1
votes

I'm new here. This is my first post! So I wrote code in C to take in a comma separated text file and read it into a 2D array. I used strtok() for that. It worked. Below is the code:

#include <stdio.h>
#include <ctype.h>
#include <string.h>
#include <stdlib.h>

int main (int argc, char *argv[])
{
    FILE *data = fopen(argv[1], "r");

    if (data == NULL)
    {
        printf("Could not open 11.txt\n");
        return 1;
    }

    char table[20][20][3];
    char buffer[60];

    int i = 0;
    while (fscanf(data, "%s", buffer) != EOF)
    {
        int j = 0;
        for (char *s = strtok(buffer, ","); s != NULL; s = strtok(NULL, ","))
        {
            for (int k = 0; k < strlen(s) + 1; k++)
            {
                table[i][j][k] = s[k];
            }
            j++;
        }
        i++;
    }
    printf("%s\n", table[19][0]);
    return 0;
}

The data I'm trying to read into the 2D array looks like:

08,02,22,97
49,49,99,40
81,49,31,73
52,70,95,23

It is a 20x20 matrix with numbers separated by commas. The above program works fine (I'm printing out an element of this 2D array to check if the program is working). But when the numbers are separated by spaces:

08 02 22 97 
49 49 99 40 
81 49 31 73 
52 70 95 23 

and when I replace the "," with " " in the strtok() function I get a seg fault. I'm at a loss for why this is the case. Thank you for the help!

EDIT: The bug has been fixed! @Vlad From Moscow very correctly pointed out that fcanf() is not the correct function to use to read into a buffer a string with white space. He suggested instead to use fgets() which can read white space. I was still facing a seg fault because the first token returned by strtok() was a pointer to NULL. I'm not sure why its doing that because when I fed strtok() an array with the same string without using fgets() in a while loop as shown, there were no issues:

char str[] = "08 02 22 97";

So to fix this I put a condition in the for loop to skip to the next iteration if the strtok() returned a NULL pointer. The second issue was that my buffer wasn't large enough (spaces are 4 bytes compared to 1 byte for a char). Fixing these two issues I got the code to work!
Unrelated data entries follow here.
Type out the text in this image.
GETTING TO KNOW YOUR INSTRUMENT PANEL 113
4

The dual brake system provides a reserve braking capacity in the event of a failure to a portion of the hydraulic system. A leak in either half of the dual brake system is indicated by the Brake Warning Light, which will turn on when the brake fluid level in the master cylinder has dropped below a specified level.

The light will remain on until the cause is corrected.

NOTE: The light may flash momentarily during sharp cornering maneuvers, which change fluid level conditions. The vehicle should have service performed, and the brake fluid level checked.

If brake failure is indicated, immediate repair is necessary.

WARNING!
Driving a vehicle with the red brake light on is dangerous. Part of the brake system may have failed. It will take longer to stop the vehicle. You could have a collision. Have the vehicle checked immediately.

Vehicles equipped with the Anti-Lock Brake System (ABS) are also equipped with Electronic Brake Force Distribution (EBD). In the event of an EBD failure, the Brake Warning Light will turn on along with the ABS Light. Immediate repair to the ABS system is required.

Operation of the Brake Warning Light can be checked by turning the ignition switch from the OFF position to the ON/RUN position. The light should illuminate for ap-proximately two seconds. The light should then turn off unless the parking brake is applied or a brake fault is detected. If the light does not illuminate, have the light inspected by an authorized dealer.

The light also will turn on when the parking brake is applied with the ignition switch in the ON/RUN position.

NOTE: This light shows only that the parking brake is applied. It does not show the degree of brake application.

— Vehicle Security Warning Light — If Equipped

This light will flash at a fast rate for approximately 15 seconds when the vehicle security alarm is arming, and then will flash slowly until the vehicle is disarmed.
Below is the corrected code:

#include <stdio.h>
#include <ctype.h>
#include <string.h>
#include <stdlib.h>

int main (int argc, char *argv[])
{
    FILE *data = fopen(argv[1], "r");

    if (data == NULL)
    {
        printf("Could not open 11.txt\n");
        return 1;
    }

    char table[20][20][3];
    char buffer[61];

    int i = 0;
    while (fgets(buffer, sizeof(buffer), data) != NULL)
    {
        int j = 0;
        for (char *s = strtok(buffer, " "); s != NULL; s = strtok(NULL, " "))
        {
            if (s == NULL)
            {
                continue;
            }
            else
            {
                for (int k = 0; k < strlen(s) + 1; k++)
                {
                    table[i][j][k] = s[k];
                }
                j++;
            }
        }
        i++;
    }
    printf("%i\n", atoi(table[19][19]));
    return 0;
}
1
Possibly unrelated: the first line in the first example ends with <COMMA>97<ENTER> ... the first line in the 2nd example ends with <SPACE>97<SPACE><ENTER>pmg
@pmg I think i did that accidentally when sticking those numbers in here.Arjun Singh

1 Answers

4
votes

The function fscanf with the format specifier %s reads data until a white space character is encountered. So you can not use the function fscanf as you are using it in the while statement

while (fscanf(data, "%s", buffer) != EOF)

to read strings containing embedded white spaces.

Instead use the standard C function fgets.

Pay attention to that instead of this for loop

for (int k = 0; k < strlen(s) + 1; k++)
{
    table[i][j][k] = s[k];
}

you could use the standard string function strcpy as for example

strcpy( table[i][j], s );

Also this call

printf("%s\n", table[20][0]);

invokes undefined behavior because for an array declared like

char table[20][20][3];

the valid range of the first index is ]0, 20 ). That is you may not use the value 20 as the index.